Deli Serdang, infosumut.co - Setelah viral kasus dugaan korupsi vidio grefer Amsal Christy Sitepu yang didakwa Kejari Karo, bahkan sempat jalani kurungan penjara selama 131 hari, kemudian diponis bebas oleh Hakim Tipikor Medan pada 1 April 2026 lalu, memasuki babak baru.
Tim Pengamanan Sumber Daya Organisasi (Pam SDO) Kejaksaan Agung RI mengamankan Kepala Kejaksaan Negeri (Kajari) Karo, Danke Rajagukguk dan Kasi Pidsus-nya berikut dua JPU terkait kasus mendakwa Amsal yang di Ponis Bebas Hakim Tipikor PN Medan, ke Jakarta, pada Sabtu (4/4/2026) petang.
Pengamanan ke-empat (4) Jaksa dari Kejari Karo itu dibenarkan oleh Kasi Penkum Kejaksaan Tinggi Sumatera Utara, Rizaldi, S.H kepada media ini, yakni Kajari Karo, Danke Rajagukguk dan Kasi Pidsus-nya berikut dua JPU.
“Ke-4 (Jaksa dari Kejari Karo) Kasus Amsal masih menjalani klarifikasi ke Kejaksaan Agung," kata Kasi Penkum Kejaksaan Tinggi Sumatera Utara.
Terang Rizaldi, ke-4 Jaksa dari Kejari Karo tersebut, berangkat dari Medan didampingi oleh Asintel Kejaksaan Tinggi Sumatera Utara, Irfan Wibowo dan Kasi I, Beny Purba, turut mengantarkan ke Kejaksaan Agung RI untuk diperiksa.

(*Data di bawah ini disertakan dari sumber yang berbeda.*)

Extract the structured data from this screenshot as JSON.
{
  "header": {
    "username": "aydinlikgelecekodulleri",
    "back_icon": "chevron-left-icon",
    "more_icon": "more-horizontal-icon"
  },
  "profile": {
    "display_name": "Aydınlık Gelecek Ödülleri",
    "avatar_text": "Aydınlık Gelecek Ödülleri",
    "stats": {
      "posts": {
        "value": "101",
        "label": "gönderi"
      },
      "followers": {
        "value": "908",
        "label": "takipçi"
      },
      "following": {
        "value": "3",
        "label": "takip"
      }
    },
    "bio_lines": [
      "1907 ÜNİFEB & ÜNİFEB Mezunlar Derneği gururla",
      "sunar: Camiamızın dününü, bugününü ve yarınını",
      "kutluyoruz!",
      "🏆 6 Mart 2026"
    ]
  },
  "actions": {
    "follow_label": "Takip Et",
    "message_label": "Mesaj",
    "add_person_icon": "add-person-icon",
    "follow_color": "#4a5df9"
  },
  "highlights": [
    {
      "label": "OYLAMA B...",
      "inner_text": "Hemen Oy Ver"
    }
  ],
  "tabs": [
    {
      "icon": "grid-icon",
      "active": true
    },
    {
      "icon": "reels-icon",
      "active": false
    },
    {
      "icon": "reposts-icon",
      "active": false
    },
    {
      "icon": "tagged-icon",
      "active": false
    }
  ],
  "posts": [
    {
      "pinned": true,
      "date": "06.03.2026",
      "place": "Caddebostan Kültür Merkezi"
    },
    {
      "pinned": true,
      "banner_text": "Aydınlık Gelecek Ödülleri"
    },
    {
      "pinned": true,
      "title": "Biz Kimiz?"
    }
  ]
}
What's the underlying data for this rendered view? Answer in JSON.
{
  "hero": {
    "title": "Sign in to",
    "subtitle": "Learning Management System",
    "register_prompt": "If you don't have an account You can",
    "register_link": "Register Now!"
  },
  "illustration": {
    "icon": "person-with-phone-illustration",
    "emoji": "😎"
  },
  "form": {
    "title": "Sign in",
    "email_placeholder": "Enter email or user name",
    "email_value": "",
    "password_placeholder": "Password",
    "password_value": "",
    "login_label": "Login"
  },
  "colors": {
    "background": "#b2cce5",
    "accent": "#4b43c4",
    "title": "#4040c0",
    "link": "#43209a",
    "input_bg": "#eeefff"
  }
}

Untuk diketahui, Kejari Karo, oleh JPU-nya Wira Arizona, mendakwa Amsal Christy Sitepu korupsi pengadaan vidio profil Desa di Kabupaten Karo.

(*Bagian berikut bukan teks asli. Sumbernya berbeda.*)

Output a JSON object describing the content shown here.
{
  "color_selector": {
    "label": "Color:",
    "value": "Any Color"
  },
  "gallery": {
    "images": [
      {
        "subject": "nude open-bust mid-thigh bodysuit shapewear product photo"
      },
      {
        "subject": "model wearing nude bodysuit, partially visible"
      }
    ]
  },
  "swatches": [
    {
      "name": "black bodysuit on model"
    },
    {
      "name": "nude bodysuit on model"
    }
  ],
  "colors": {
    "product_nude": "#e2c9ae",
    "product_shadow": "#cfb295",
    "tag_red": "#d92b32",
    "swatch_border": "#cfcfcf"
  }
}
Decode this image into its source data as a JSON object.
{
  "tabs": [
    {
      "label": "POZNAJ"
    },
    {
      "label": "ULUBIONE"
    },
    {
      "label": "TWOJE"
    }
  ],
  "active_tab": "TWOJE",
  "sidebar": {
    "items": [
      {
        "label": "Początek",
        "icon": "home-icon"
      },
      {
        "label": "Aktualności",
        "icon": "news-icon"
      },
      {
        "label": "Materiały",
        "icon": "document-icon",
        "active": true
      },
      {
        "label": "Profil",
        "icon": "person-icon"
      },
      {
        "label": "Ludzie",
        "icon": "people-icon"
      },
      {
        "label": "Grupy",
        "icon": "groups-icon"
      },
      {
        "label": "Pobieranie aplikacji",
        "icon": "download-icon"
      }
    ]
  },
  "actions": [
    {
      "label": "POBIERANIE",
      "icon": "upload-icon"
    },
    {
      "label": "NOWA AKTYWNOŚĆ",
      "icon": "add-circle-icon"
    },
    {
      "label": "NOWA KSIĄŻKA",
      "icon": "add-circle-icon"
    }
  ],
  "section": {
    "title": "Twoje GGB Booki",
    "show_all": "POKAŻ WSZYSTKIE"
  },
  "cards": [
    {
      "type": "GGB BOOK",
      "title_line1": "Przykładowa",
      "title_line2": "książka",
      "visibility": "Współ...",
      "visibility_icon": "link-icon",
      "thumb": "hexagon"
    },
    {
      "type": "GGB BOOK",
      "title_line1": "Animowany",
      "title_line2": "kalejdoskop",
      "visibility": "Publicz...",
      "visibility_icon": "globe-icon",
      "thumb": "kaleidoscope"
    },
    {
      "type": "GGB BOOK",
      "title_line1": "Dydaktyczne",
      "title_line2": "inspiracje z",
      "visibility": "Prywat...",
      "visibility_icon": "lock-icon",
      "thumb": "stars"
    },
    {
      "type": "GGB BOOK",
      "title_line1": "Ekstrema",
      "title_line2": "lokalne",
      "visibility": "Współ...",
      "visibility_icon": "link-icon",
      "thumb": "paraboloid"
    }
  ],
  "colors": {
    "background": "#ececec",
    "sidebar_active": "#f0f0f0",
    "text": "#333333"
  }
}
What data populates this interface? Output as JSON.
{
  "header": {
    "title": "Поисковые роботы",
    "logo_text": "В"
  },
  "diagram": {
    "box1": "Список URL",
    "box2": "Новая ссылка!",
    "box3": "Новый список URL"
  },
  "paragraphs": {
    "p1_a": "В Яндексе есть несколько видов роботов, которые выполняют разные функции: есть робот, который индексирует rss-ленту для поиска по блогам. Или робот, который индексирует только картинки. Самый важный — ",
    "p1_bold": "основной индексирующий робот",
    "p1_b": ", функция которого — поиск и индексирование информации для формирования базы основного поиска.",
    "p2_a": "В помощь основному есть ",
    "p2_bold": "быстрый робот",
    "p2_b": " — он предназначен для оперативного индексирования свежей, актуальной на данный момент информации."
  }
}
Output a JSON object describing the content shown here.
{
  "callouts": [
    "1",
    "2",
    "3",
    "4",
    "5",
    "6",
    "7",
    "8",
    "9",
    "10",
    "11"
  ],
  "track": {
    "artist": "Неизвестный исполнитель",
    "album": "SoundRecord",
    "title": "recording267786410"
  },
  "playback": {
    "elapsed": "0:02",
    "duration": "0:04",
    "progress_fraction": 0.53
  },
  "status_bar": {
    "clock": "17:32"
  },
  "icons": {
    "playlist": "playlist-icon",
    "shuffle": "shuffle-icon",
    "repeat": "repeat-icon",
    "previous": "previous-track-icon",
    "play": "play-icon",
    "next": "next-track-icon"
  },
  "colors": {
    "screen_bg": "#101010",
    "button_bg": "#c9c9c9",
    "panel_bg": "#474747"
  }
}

JPU melalui konsultan penghitung kerugian Negara mandiri, dan menemukan 202 juta kerugian Negara yang dijadikan dasar penetapan tersangka korupsi dan menahanan Amsal Christy Sitepu selama 131 hari.
Namun tudingan JPU dibatalkan Hakim Tipikor PN Medan, karena Amsal tidak terbukti bersalah melakukan korupsi sebagaimana ditudingkan JPU Kejari Karo, dan Putusan Perkara tersebut menjadi Bebas murni, sehingga Amsal dinilai miliki peluang penuh untuk menggugat Kejaksaan demi memulihkan Harkat dan Martabatnya sebagaimana Putusan Hakim. (*).